でも教室のドアが開いたら、よく聞こえる女子の声。


「ねぇ、弓弦君さぁ、彼女いないんでしょう?」


「うん、いない。」


弓弦の声も聞こえた。


「弓弦君は弓弦君を好きって言ってくれる子を選んだら良いと思うよ?」


「そうだね。」


「じゃあさ、私はどう?

なんちゃって!」


その後が聞こえない。


「沙希、行かなくていいの?」


真奈が真剣な表情で言うから、ちょっと悩んだ。


「え?」


「いいよって言うかもよ?」


「弓弦が良いならそれでいいのよ。」


「え?」


「私はまだ100%じゃないから、無理だよ。」


「え?」


「彼女になる資格はまだ無い。

多分私が本気なら、もうとっくの昔に教室を飛び出してる。

それを出来るくらいに気持ちが動かないと、申し訳ない……。」


「え?

沙希、そんなにちゃんと考えてたの?」


「ん?」


「もっと、こう、好きな人がいるから、無理とか言うかと思ってた。」


「ううん、弓弦は大切な友達だから、中途半端は無理だよ。」


「そうなんだ。

大切な友達だから、いい加減な気持ちじゃ嫌なんだね。
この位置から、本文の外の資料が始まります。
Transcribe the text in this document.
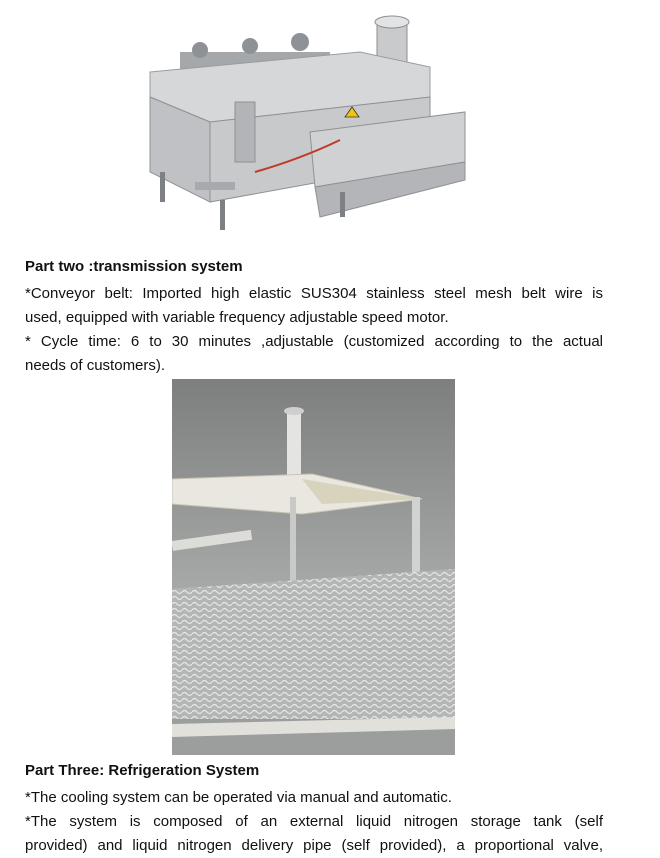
Part two :transmission system
*Conveyor belt: Imported high elastic SUS304 stainless steel mesh belt wire is
used, equipped with variable frequency adjustable speed motor.
* Cycle time: 6 to 30 minutes ,adjustable (customized according to the actual
needs of customers).
Part Three: Refrigeration System
*The cooling system can be operated via manual and automatic.
*The system is composed of an external liquid nitrogen storage tank (self
provided) and liquid nitrogen delivery pipe (self provided), a proportional valve,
」


「そう。

付き合うのなら、拓哉君にちゃんと言いたい。

拓哉君より好きな人が出来たんだって。」


「そっか。」


「イトコだから他人でも無いし、家族みたいに過ごしたりしていたから。」


「認めて欲しいのかな?」


「あぁ、この人なら俺は勝てないなって思わせたい。」


「フフッ、逆襲みたいじゃん、それ!」


「そうかもね。」


拓哉君以上の人を……って、そういう事だと思うの。


「それにしても、あの女子は曲者だね。」


「弓弦、キレないと良いけど。」


「え?」


「静かにキレるから。」


「あぁ……普段おとなしいのに?」


「うん。

凄い怖いと思う。」


「うわぁ……大変じゃん。

沙希はそんな彼でも良いんだよね?」


「うん、友達としては最高。

彼氏としては分からないけど。」


「それはね……。」


「ん?」


「分からないから付き合ってみる……とかもあるよ?」


分からないから付き合ってみる……。

そういう選択肢は私には無いけど、そういう考えはアリだと思う。